L’entité sioniste frappée à son tour
Ironie tragique du sort, l’armée sioniste a reconnu la mort d’un officier et d’un soldat, ainsi que trois blessés graves, lors d’affrontements dans le sud de Ghaza.
Ces pertes, confirmées dimanche par la presse israélienne, auraient été provoquées par des tirs de snipers et l’explosion d’un engin artisanal à Rafah. En représailles, l’armée a lancé près de vingt raids, causant de nouvelles victimes palestiniennes dans le nord et le sud de l’enclave. Malgré ces pertes, l’entité sioniste poursuit ses opérations. Les chars encerclent toujours certaines zones de Rafah, tandis que des avions de combat frappent des « cibles présumées » dans le centre du territoire. La décision temporaire de fermer les points de passage, avant un rétropédalage sous pression américaine, souligne la fragilité du cessez-le-feu négocié au Caire.
Le désespoir et la colère d’un peuple
À travers les ruines, le désespoir se mêle à la rage. « Deux ans sans savoir si mon père était vivant ou enterré sous les décombres… et ils nous le rendent ainsi », a murmuré Neda Zoughra, en serrant la main glacée du corps qu’elle venait de reconnaître.

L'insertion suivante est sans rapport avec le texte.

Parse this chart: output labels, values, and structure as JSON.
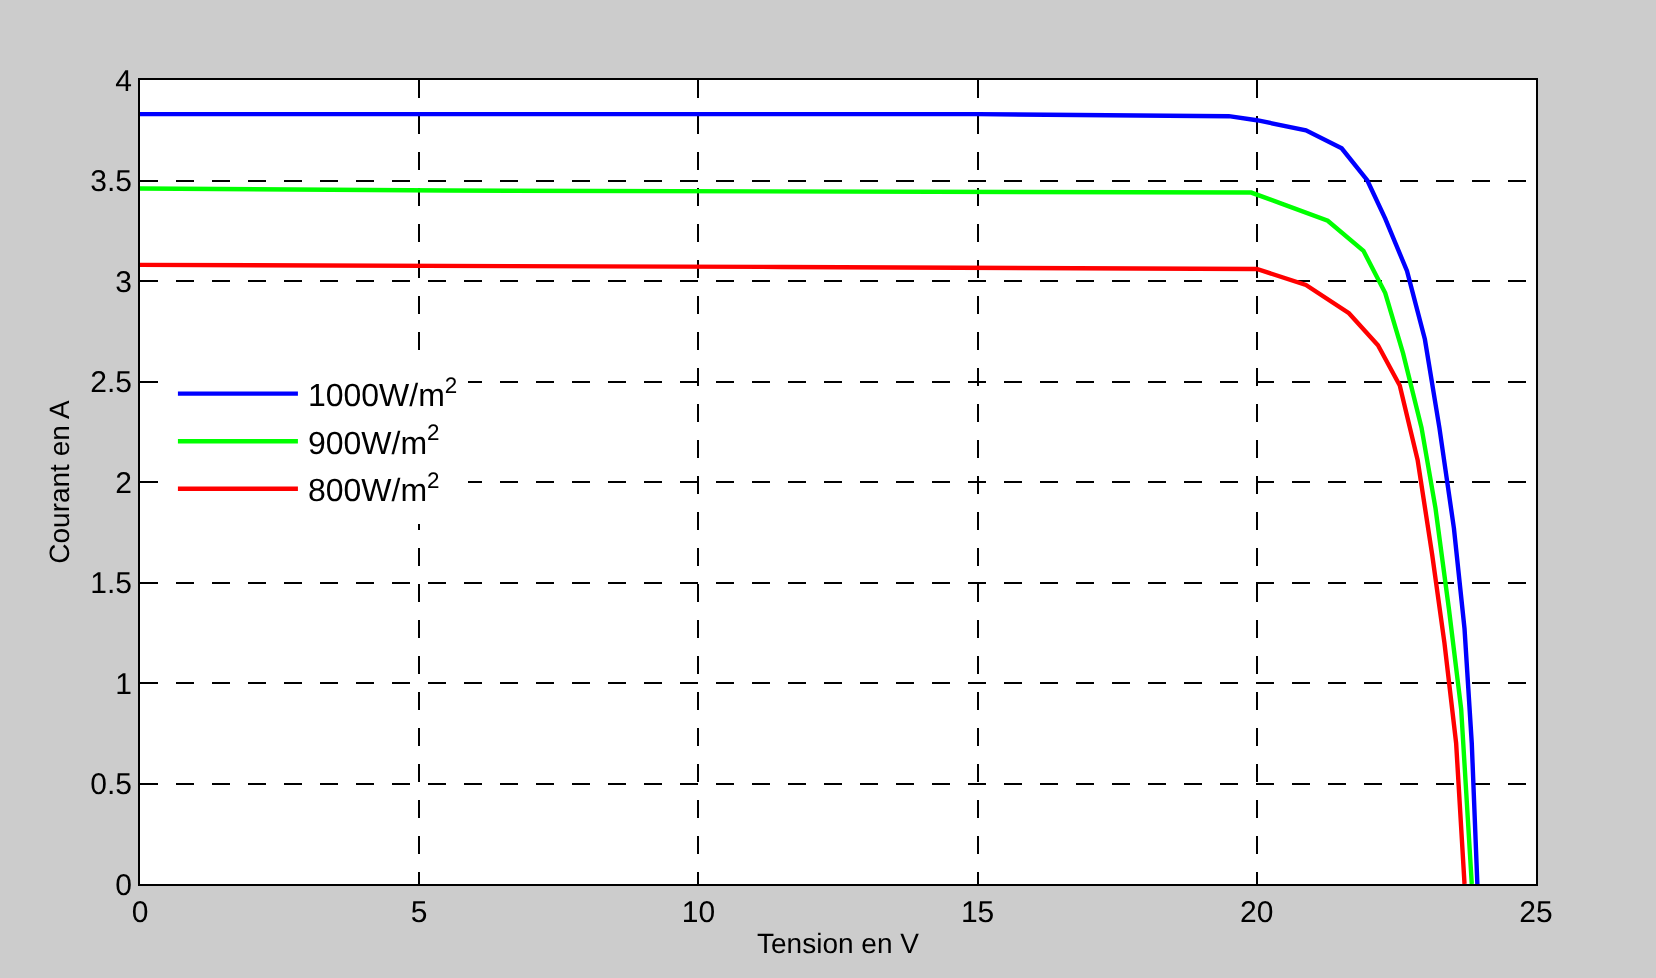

Autour d’elle, les cris des mères, les prières étouffées et l’odeur des cadavres racontent la lente agonie d’un peuple. Le docteur Dhahir a averti que de nombreuses familles ne pourront jamais identifier leurs proches : « Le blocus empêche tout travail médico-légal sérieux.
Ces corps sont les témoins d’une guerre d’effacement ». La trêve, pourtant signée sous la médiation de l’Égypte, des États-Unis, de la Turquie et du Qatar, semble déjà vidée de son sens. Les violations répétées, les frappes ciblant écoles et hôpitaux, et la restitution macabre des corps torturés laissent présager un retour imminent à la guerre ouverte. Ghaza, épuisée mais debout, continue de compter ses morts.
L’ombre du génocide s’étend encore sur ses ruelles détruites, où chaque nom ajouté à la liste des martyrs est une preuve supplémentaire que la paix, dans cette terre assiégée, demeure le plus inaccessible des rêves.